Who should decide which method is used in agile organisations?
In my eyes there is a high risk if the team can decide which method should be applied. It's the most transparent way to give this decision to the team, but actually there is a high risk, when they don't want to work with agile methods. If your whole organisation works with agile methods and only one team decides something else, then it won't work.
So what is your opinion, should the management decide which methods should be applied, the PO or really the whole team?
If your whole organisation works with agile methods and only one team decides something else, then it won't work.
Honestly that same statement applies if you flip it to a team wanting agile methods but the organization does not. And the way you have phrased your post it almost seems like that could be the situation. In order for anything to be successful in a organization, the entire organization needs to support it in some way. I have seen success in organizations where each team was given autonomy in the way they choose to work but it required support at all levels of the organization and a wide knowledge of agile practices so that the entire organization could know how what they did impacted/affected what others did.
An organization can be agile in many ways. A single methodology/practice/framework does not make an organization agile. A common way of working does not make an organization agile. The ability of an organization to acknowledge change and adapt to those changes quickly and efficiently makes an organization agile.

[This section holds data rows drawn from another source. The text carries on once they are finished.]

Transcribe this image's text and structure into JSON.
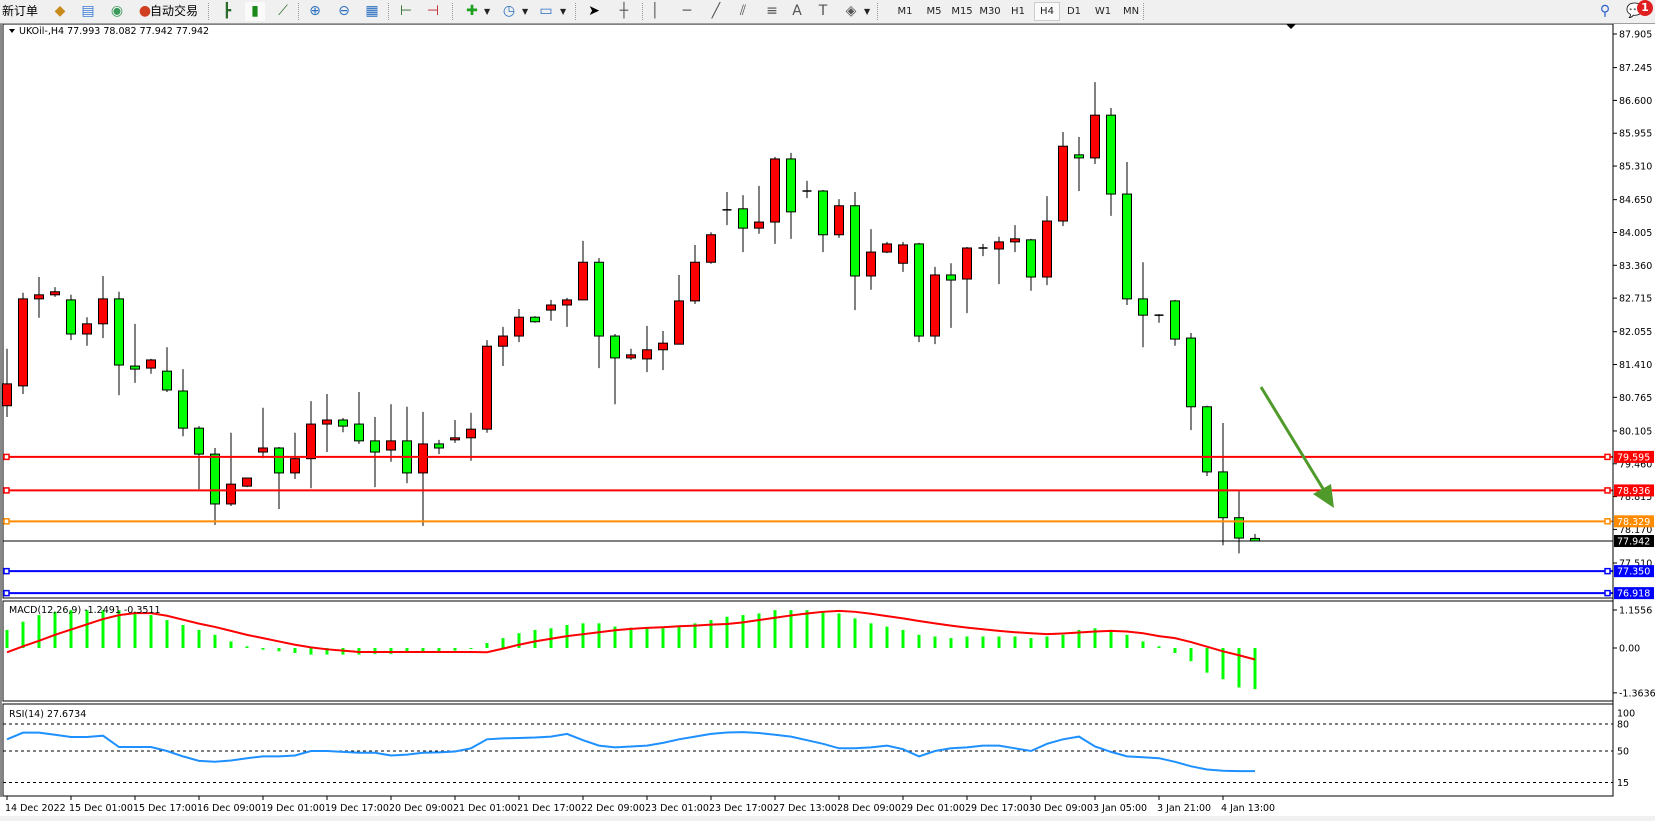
{
  "toolbar": {
    "new_order": "新订单",
    "auto_trading": "自动交易",
    "icons": [
      "navigator-icon",
      "terminal-icon",
      "signals-icon",
      "auto-trading-icon",
      "bar-chart-icon",
      "candlestick-icon",
      "line-chart-icon",
      "zoom-in-icon",
      "zoom-out-icon",
      "tile-windows-icon",
      "chart-shift-icon",
      "autoscroll-icon",
      "indicators-icon",
      "periods-icon",
      "templates-icon",
      "cursor-icon",
      "crosshair-icon",
      "vertical-line-icon",
      "horizontal-line-icon",
      "trendline-icon",
      "equidistant-channel-icon",
      "fibonacci-icon",
      "text-icon",
      "text-label-icon",
      "shapes-icon",
      "search-icon",
      "notifications-icon"
    ],
    "timeframes": [
      "M1",
      "M5",
      "M15",
      "M30",
      "H1",
      "H4",
      "D1",
      "W1",
      "MN"
    ],
    "active_timeframe": "H4",
    "notification_count": "1"
  },
  "colors": {
    "bull_candle": "#ff0000",
    "bear_candle": "#00ff00",
    "macd_histogram": "#00ff00",
    "macd_signal": "#ff0000",
    "rsi_line": "#1e90ff",
    "arrow": "#4f9a2a"
  },
  "chart_data": [
    {
      "type": "candlestick",
      "header": "UKOil-,H4  77.993 78.082 77.942 77.942",
      "y_ticks": [
        "87.905",
        "87.245",
        "86.600",
        "85.955",
        "85.310",
        "84.650",
        "84.005",
        "83.360",
        "82.715",
        "82.055",
        "81.410",
        "80.765",
        "80.105",
        "79.460",
        "78.815",
        "78.170",
        "77.510"
      ],
      "ylim": [
        76.82,
        88.1
      ],
      "x_tick_labels": [
        "14 Dec 2022",
        "15 Dec 01:00",
        "15 Dec 17:00",
        "16 Dec 09:00",
        "19 Dec 01:00",
        "19 Dec 17:00",
        "20 Dec 09:00",
        "21 Dec 01:00",
        "21 Dec 17:00",
        "22 Dec 09:00",
        "23 Dec 01:00",
        "23 Dec 17:00",
        "27 Dec 13:00",
        "28 Dec 09:00",
        "29 Dec 01:00",
        "29 Dec 17:00",
        "30 Dec 09:00",
        "3 Jan 05:00",
        "3 Jan 21:00",
        "4 Jan 13:00"
      ],
      "ohlc": [
        [
          80.6,
          81.72,
          80.38,
          81.03
        ],
        [
          80.99,
          82.82,
          80.83,
          82.7
        ],
        [
          82.7,
          83.13,
          82.33,
          82.78
        ],
        [
          82.78,
          82.93,
          82.74,
          82.84
        ],
        [
          82.68,
          82.78,
          81.89,
          82.01
        ],
        [
          82.01,
          82.34,
          81.78,
          82.21
        ],
        [
          82.21,
          83.15,
          81.93,
          82.7
        ],
        [
          82.7,
          82.84,
          80.81,
          81.4
        ],
        [
          81.38,
          82.21,
          81.05,
          81.32
        ],
        [
          81.34,
          81.52,
          81.23,
          81.5
        ],
        [
          81.28,
          81.75,
          80.87,
          80.91
        ],
        [
          80.89,
          81.32,
          80.0,
          80.16
        ],
        [
          80.16,
          80.2,
          78.96,
          79.65
        ],
        [
          79.65,
          79.77,
          78.26,
          78.67
        ],
        [
          78.67,
          80.07,
          78.63,
          79.06
        ],
        [
          79.02,
          79.18,
          79.0,
          79.18
        ],
        [
          79.69,
          80.56,
          79.57,
          79.77
        ],
        [
          79.77,
          79.79,
          78.57,
          79.28
        ],
        [
          79.28,
          80.07,
          79.16,
          79.56
        ],
        [
          79.56,
          80.69,
          78.98,
          80.24
        ],
        [
          80.24,
          80.83,
          79.69,
          80.32
        ],
        [
          80.32,
          80.36,
          80.08,
          80.2
        ],
        [
          80.24,
          80.87,
          79.85,
          79.91
        ],
        [
          79.91,
          80.38,
          79.0,
          79.69
        ],
        [
          79.73,
          80.63,
          79.5,
          79.91
        ],
        [
          79.91,
          80.58,
          79.08,
          79.28
        ],
        [
          79.28,
          80.48,
          78.24,
          79.85
        ],
        [
          79.85,
          79.93,
          79.65,
          79.77
        ],
        [
          79.93,
          80.32,
          79.87,
          79.97
        ],
        [
          79.97,
          80.46,
          79.52,
          80.14
        ],
        [
          80.14,
          81.89,
          80.07,
          81.77
        ],
        [
          81.77,
          82.15,
          81.38,
          81.97
        ],
        [
          81.97,
          82.5,
          81.85,
          82.34
        ],
        [
          82.34,
          82.36,
          82.23,
          82.25
        ],
        [
          82.48,
          82.68,
          82.27,
          82.58
        ],
        [
          82.58,
          82.72,
          82.15,
          82.68
        ],
        [
          82.68,
          83.84,
          82.68,
          83.42
        ],
        [
          83.42,
          83.5,
          81.34,
          81.97
        ],
        [
          81.97,
          82.01,
          80.63,
          81.54
        ],
        [
          81.54,
          81.72,
          81.5,
          81.6
        ],
        [
          81.52,
          82.17,
          81.26,
          81.7
        ],
        [
          81.7,
          82.07,
          81.3,
          81.83
        ],
        [
          81.81,
          83.17,
          81.81,
          82.66
        ],
        [
          82.66,
          83.76,
          82.6,
          83.42
        ],
        [
          83.42,
          84.01,
          83.39,
          83.96
        ],
        [
          84.45,
          84.8,
          84.15,
          84.45
        ],
        [
          84.47,
          84.74,
          83.62,
          84.09
        ],
        [
          84.09,
          84.92,
          83.98,
          84.21
        ],
        [
          84.21,
          85.49,
          83.78,
          85.45
        ],
        [
          85.45,
          85.57,
          83.88,
          84.41
        ],
        [
          84.82,
          85.02,
          84.68,
          84.82
        ],
        [
          84.82,
          84.84,
          83.62,
          83.96
        ],
        [
          83.96,
          84.66,
          83.9,
          84.53
        ],
        [
          84.53,
          84.8,
          82.48,
          83.15
        ],
        [
          83.15,
          84.07,
          82.88,
          83.62
        ],
        [
          83.62,
          83.82,
          83.6,
          83.78
        ],
        [
          83.4,
          83.82,
          83.23,
          83.76
        ],
        [
          83.78,
          83.8,
          81.85,
          81.97
        ],
        [
          81.97,
          83.33,
          81.81,
          83.17
        ],
        [
          83.17,
          83.4,
          82.13,
          83.07
        ],
        [
          83.09,
          83.72,
          82.42,
          83.7
        ],
        [
          83.7,
          83.78,
          83.54,
          83.7
        ],
        [
          83.68,
          83.92,
          82.99,
          83.82
        ],
        [
          83.82,
          84.15,
          83.62,
          83.88
        ],
        [
          83.86,
          83.88,
          82.86,
          83.13
        ],
        [
          83.13,
          84.72,
          82.97,
          84.23
        ],
        [
          84.23,
          85.98,
          84.13,
          85.7
        ],
        [
          85.53,
          85.88,
          84.82,
          85.47
        ],
        [
          85.47,
          86.96,
          85.35,
          86.31
        ],
        [
          86.31,
          86.45,
          84.33,
          84.76
        ],
        [
          84.76,
          85.39,
          82.58,
          82.7
        ],
        [
          82.7,
          83.42,
          81.75,
          82.38
        ],
        [
          82.38,
          82.4,
          82.23,
          82.38
        ],
        [
          82.66,
          82.68,
          81.78,
          81.91
        ],
        [
          81.93,
          82.03,
          80.12,
          80.58
        ],
        [
          80.58,
          80.6,
          79.22,
          79.3
        ],
        [
          79.3,
          80.26,
          77.86,
          78.4
        ],
        [
          78.4,
          78.92,
          77.7,
          78.0
        ],
        [
          77.993,
          78.082,
          77.942,
          77.942
        ]
      ],
      "horizontal_lines": [
        {
          "price": "79.595",
          "color": "#ff0000"
        },
        {
          "price": "78.936",
          "color": "#ff0000"
        },
        {
          "price": "78.329",
          "color": "#ff8c00"
        },
        {
          "price": "77.350",
          "color": "#0000ff"
        },
        {
          "price": "76.918",
          "color": "#0000ff"
        }
      ],
      "current_price": "77.942",
      "annotation": "down-arrow"
    },
    {
      "type": "bar+line",
      "title": "MACD(12,26,9) -1.2491 -0.3511",
      "y_ticks": [
        "1.1556",
        "0.00",
        "-1.3636"
      ],
      "histogram": [
        0.55,
        0.8,
        1.0,
        1.1,
        1.15,
        1.15,
        1.15,
        1.15,
        1.1,
        1.0,
        0.85,
        0.7,
        0.55,
        0.4,
        0.2,
        0.05,
        -0.05,
        -0.1,
        -0.15,
        -0.2,
        -0.2,
        -0.2,
        -0.2,
        -0.18,
        -0.18,
        -0.15,
        -0.15,
        -0.12,
        -0.08,
        0.0,
        0.15,
        0.3,
        0.45,
        0.55,
        0.6,
        0.7,
        0.75,
        0.75,
        0.65,
        0.62,
        0.6,
        0.6,
        0.65,
        0.75,
        0.85,
        0.95,
        1.0,
        1.05,
        1.15,
        1.15,
        1.15,
        1.1,
        1.05,
        0.9,
        0.75,
        0.65,
        0.55,
        0.4,
        0.35,
        0.3,
        0.35,
        0.35,
        0.35,
        0.35,
        0.3,
        0.35,
        0.4,
        0.55,
        0.6,
        0.55,
        0.4,
        0.2,
        0.05,
        -0.15,
        -0.4,
        -0.75,
        -0.95,
        -1.2,
        -1.25
      ],
      "signal": [
        -0.13,
        0.05,
        0.22,
        0.4,
        0.56,
        0.72,
        0.88,
        1.0,
        1.06,
        1.06,
        0.98,
        0.86,
        0.74,
        0.64,
        0.52,
        0.4,
        0.3,
        0.2,
        0.1,
        0.02,
        -0.04,
        -0.08,
        -0.12,
        -0.12,
        -0.12,
        -0.12,
        -0.12,
        -0.12,
        -0.12,
        -0.12,
        -0.13,
        -0.02,
        0.1,
        0.2,
        0.28,
        0.36,
        0.42,
        0.48,
        0.54,
        0.58,
        0.61,
        0.63,
        0.66,
        0.68,
        0.71,
        0.73,
        0.78,
        0.85,
        0.92,
        0.99,
        1.05,
        1.1,
        1.13,
        1.1,
        1.04,
        0.97,
        0.9,
        0.82,
        0.75,
        0.68,
        0.62,
        0.57,
        0.52,
        0.48,
        0.45,
        0.42,
        0.44,
        0.47,
        0.5,
        0.52,
        0.5,
        0.45,
        0.36,
        0.3,
        0.18,
        0.04,
        -0.1,
        -0.22,
        -0.35
      ],
      "ylim": [
        -1.61,
        1.46
      ]
    },
    {
      "type": "line",
      "title": "RSI(14) 27.6734",
      "y_ticks": [
        "100",
        "80",
        "50",
        "15"
      ],
      "levels": [
        80,
        50,
        15
      ],
      "values": [
        63,
        70.4,
        70.4,
        68,
        65.5,
        65.5,
        67,
        54.4,
        54.4,
        54.4,
        50,
        44,
        39,
        38,
        39.5,
        42,
        44,
        44,
        45,
        50,
        50,
        49,
        48,
        48,
        45,
        46,
        48,
        48.5,
        49.5,
        53,
        63,
        64,
        64.5,
        65,
        66,
        69,
        62,
        56,
        54,
        55,
        56,
        59,
        63,
        66,
        69,
        70.5,
        71,
        70,
        68,
        66,
        62,
        58,
        53,
        53,
        54,
        56,
        52,
        44,
        50,
        53,
        54,
        56,
        56,
        53,
        50,
        58,
        63,
        66,
        55,
        49,
        44,
        43,
        42,
        38,
        33,
        29.5,
        28,
        27.7,
        27.7
      ],
      "ylim": [
        0,
        100
      ]
    }
  ]
}
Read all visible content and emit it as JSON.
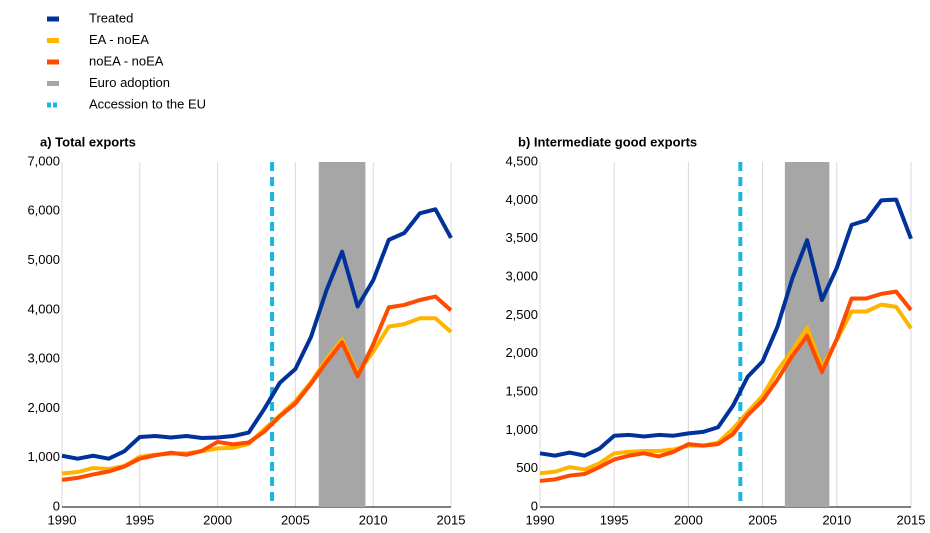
{
  "chart_data": [
    {
      "type": "line",
      "title": "a) Total exports",
      "x": [
        1990,
        1991,
        1992,
        1993,
        1994,
        1995,
        1996,
        1997,
        1998,
        1999,
        2000,
        2001,
        2002,
        2003,
        2004,
        2005,
        2006,
        2007,
        2008,
        2009,
        2010,
        2011,
        2012,
        2013,
        2014,
        2015
      ],
      "xlim": [
        1990,
        2015
      ],
      "xticks": [
        1990,
        1995,
        2000,
        2005,
        2010,
        2015
      ],
      "ylim": [
        0,
        7000
      ],
      "yticks": [
        0,
        {
          "value": 1000,
          "label": "1,000"
        },
        {
          "value": 2000,
          "label": "2,000"
        },
        {
          "value": 3000,
          "label": "3,000"
        },
        {
          "value": 4000,
          "label": "4,000"
        },
        {
          "value": 5000,
          "label": "5,000"
        },
        {
          "value": 6000,
          "label": "6,000"
        },
        {
          "value": 7000,
          "label": "7,000"
        }
      ],
      "grid": "x",
      "series": [
        {
          "name": "Treated",
          "color": "#003299",
          "values": [
            1040,
            980,
            1040,
            980,
            1130,
            1420,
            1440,
            1410,
            1440,
            1400,
            1410,
            1440,
            1510,
            1990,
            2520,
            2800,
            3450,
            4400,
            5180,
            4070,
            4600,
            5420,
            5560,
            5960,
            6040,
            5460
          ]
        },
        {
          "name": "EA - noEA",
          "color": "#ffb400",
          "values": [
            680,
            710,
            790,
            770,
            830,
            1020,
            1060,
            1080,
            1090,
            1130,
            1190,
            1200,
            1280,
            1580,
            1860,
            2150,
            2530,
            3000,
            3400,
            2720,
            3150,
            3660,
            3710,
            3830,
            3830,
            3550
          ]
        },
        {
          "name": "noEA - noEA",
          "color": "#ff4b00",
          "values": [
            550,
            590,
            660,
            720,
            820,
            980,
            1050,
            1100,
            1060,
            1140,
            1320,
            1270,
            1310,
            1530,
            1840,
            2100,
            2500,
            2940,
            3340,
            2650,
            3300,
            4050,
            4100,
            4200,
            4270,
            3990
          ]
        }
      ],
      "band": {
        "name": "Euro adoption",
        "x": [
          2006.5,
          2009.5
        ],
        "color": "#a6a6a6"
      },
      "vline": {
        "name": "Accession to the EU",
        "x": 2003.5,
        "color": "#1cb4e3"
      }
    },
    {
      "type": "line",
      "title": "b) Intermediate good exports",
      "x": [
        1990,
        1991,
        1992,
        1993,
        1994,
        1995,
        1996,
        1997,
        1998,
        1999,
        2000,
        2001,
        2002,
        2003,
        2004,
        2005,
        2006,
        2007,
        2008,
        2009,
        2010,
        2011,
        2012,
        2013,
        2014,
        2015
      ],
      "xlim": [
        1990,
        2015
      ],
      "xticks": [
        1990,
        1995,
        2000,
        2005,
        2010,
        2015
      ],
      "ylim": [
        0,
        4500
      ],
      "yticks": [
        0,
        500,
        {
          "value": 1000,
          "label": "1,000"
        },
        {
          "value": 1500,
          "label": "1,500"
        },
        {
          "value": 2000,
          "label": "2,000"
        },
        {
          "value": 2500,
          "label": "2,500"
        },
        {
          "value": 3000,
          "label": "3,000"
        },
        {
          "value": 3500,
          "label": "3,500"
        },
        {
          "value": 4000,
          "label": "4,000"
        },
        {
          "value": 4500,
          "label": "4,500"
        }
      ],
      "grid": "x",
      "series": [
        {
          "color": "#003299",
          "values": [
            700,
            670,
            710,
            670,
            760,
            930,
            940,
            920,
            940,
            930,
            960,
            980,
            1040,
            1320,
            1700,
            1900,
            2350,
            2980,
            3480,
            2700,
            3120,
            3680,
            3740,
            4000,
            4010,
            3500
          ]
        },
        {
          "color": "#ffb400",
          "values": [
            440,
            460,
            520,
            490,
            570,
            700,
            720,
            730,
            730,
            750,
            800,
            800,
            840,
            1020,
            1240,
            1450,
            1780,
            2040,
            2340,
            1820,
            2180,
            2550,
            2550,
            2640,
            2610,
            2330
          ]
        },
        {
          "color": "#ff4b00",
          "values": [
            340,
            360,
            410,
            430,
            520,
            620,
            670,
            700,
            660,
            720,
            820,
            800,
            820,
            950,
            1200,
            1390,
            1660,
            1970,
            2230,
            1760,
            2190,
            2720,
            2720,
            2780,
            2810,
            2570
          ]
        }
      ],
      "band": {
        "x": [
          2006.5,
          2009.5
        ],
        "color": "#a6a6a6"
      },
      "vline": {
        "x": 2003.5,
        "color": "#1cb4e3"
      }
    }
  ]
}
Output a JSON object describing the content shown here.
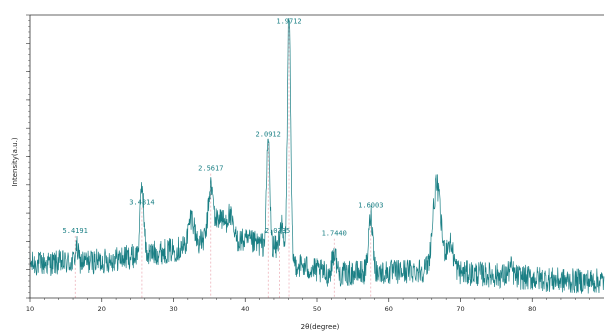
{
  "chart_data": {
    "type": "line",
    "xlabel": "2θ(degree)",
    "ylabel": "Intensity(a.u.)",
    "xlim": [
      10,
      90
    ],
    "x_ticks": [
      10,
      20,
      30,
      40,
      50,
      60,
      70,
      80
    ],
    "grid": false,
    "line_color": "#1a7f84",
    "peak_label_color": "#1a7f84",
    "guide_color": "#e79aa5",
    "noise_amplitude": 0.045,
    "baseline": [
      [
        10,
        0.12
      ],
      [
        20,
        0.13
      ],
      [
        25,
        0.15
      ],
      [
        30,
        0.17
      ],
      [
        33,
        0.19
      ],
      [
        36,
        0.22
      ],
      [
        40,
        0.2
      ],
      [
        44,
        0.18
      ],
      [
        47,
        0.12
      ],
      [
        52,
        0.08
      ],
      [
        56,
        0.09
      ],
      [
        60,
        0.09
      ],
      [
        65,
        0.1
      ],
      [
        70,
        0.09
      ],
      [
        75,
        0.08
      ],
      [
        80,
        0.07
      ],
      [
        85,
        0.06
      ],
      [
        90,
        0.06
      ]
    ],
    "peaks": [
      {
        "x": 16.5,
        "height": 0.05,
        "width": 0.2
      },
      {
        "x": 25.6,
        "height": 0.25,
        "width": 0.25
      },
      {
        "x": 32.5,
        "height": 0.1,
        "width": 0.4
      },
      {
        "x": 35.2,
        "height": 0.18,
        "width": 0.35
      },
      {
        "x": 36.5,
        "height": 0.07,
        "width": 0.5
      },
      {
        "x": 37.8,
        "height": 0.08,
        "width": 0.4
      },
      {
        "x": 43.2,
        "height": 0.38,
        "width": 0.22
      },
      {
        "x": 45.0,
        "height": 0.1,
        "width": 0.25
      },
      {
        "x": 46.1,
        "height": 0.88,
        "width": 0.22
      },
      {
        "x": 52.4,
        "height": 0.08,
        "width": 0.3
      },
      {
        "x": 57.5,
        "height": 0.2,
        "width": 0.3
      },
      {
        "x": 66.7,
        "height": 0.3,
        "width": 0.55
      },
      {
        "x": 68.5,
        "height": 0.1,
        "width": 0.5
      },
      {
        "x": 77.0,
        "height": 0.03,
        "width": 0.3
      }
    ],
    "peak_labels": [
      {
        "text": "5.4191",
        "x": 16.3,
        "y": 0.23,
        "guide_x": 16.3
      },
      {
        "text": "3.4814",
        "x": 25.6,
        "y": 0.33,
        "guide_x": 25.6
      },
      {
        "text": "2.5617",
        "x": 35.2,
        "y": 0.45,
        "guide_x": 35.2
      },
      {
        "text": "2.0912",
        "x": 43.2,
        "y": 0.57,
        "guide_x": 43.2
      },
      {
        "text": "2.0335",
        "x": 44.5,
        "y": 0.23,
        "guide_x": 44.8
      },
      {
        "text": "1.9712",
        "x": 46.1,
        "y": 0.97,
        "guide_x": 46.1
      },
      {
        "text": "1.7440",
        "x": 52.4,
        "y": 0.22,
        "guide_x": 52.4
      },
      {
        "text": "1.6003",
        "x": 57.5,
        "y": 0.32,
        "guide_x": 57.5
      }
    ]
  }
}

So what is your opinion, should the management decide which methods should be applied, the PO or really the whole team?
My opinion is that the entire organization/company has to agree that they want to be agile. It has to provide the support for teams to be self-managing, self-organizing to the point of being agile. It has to agree on what success looks like and set some shared goals. The organization's executive/senior leadership has to adopt a servant-leader attitude and respect that the best decisions are made by the people doing the work. Transparency of information is critical because if you do not give people the right information, you can't expect them to do the right thing when it comes to work. People today want to have a sense of ownership and being part of the solution. The old days of top down management does not lend to this. However, there are companies, there are people that like the old styles and can thrive. In fact if your organization realizes that is how they operate, it can achieve some level of agility. They may not be as agile as other companies but they could be agile enough for their own desires.
The risk level is not the same for all. What you see as a high risk might be an acceptable level of risk for me. The key is that everyone involved is able to agree on what is acceptable. In most cases the executives of a company will establish acceptable levels of risk that the company can take and still thrive. If the executives are risk adverse then the individual teams will be limited in the risks that they can take. But in the end, the teams have to know that they own their decisions and the risks associated to them while the executives honor those decisions.
Organizational change does not happen if it doesn't come from, and isn't enforced by, leadership.
So what is your opinion, should the management decide which methods should be applied, the PO or really the whole team?
I'd suggest that the starting point isn't to decide what methods ought to be used, but rather what problems need to be solved, and how complex they are.
Scrum says the core of the organisation is the self-organising team.
The self-organising team - without leaving what scrum.org has to say at all - would get to at least choose between scrum, and scrum with kanban.
A set of teams working together would determine collectively to use nexus - or not - trying to impose scaling on a team that insists on it's own product not working within a scaling framework is not going to work.
But at the end of the day "management" can get rid of a "team" if the team isn't contributing to a real goal. I'd hope the first port of call for this would be via the product owner?
If your whole organisation works with agile methods and only one team decides something else, then it won't work.
At its simplest, this might be resolved by a conversation, which results in a shared understanding about what's important.
But ultimately, the following questions might become relevant:
- Who is funding this team?
- What are the team accountable for?
- What happens if the team are unable to account in a way that justifies further investment?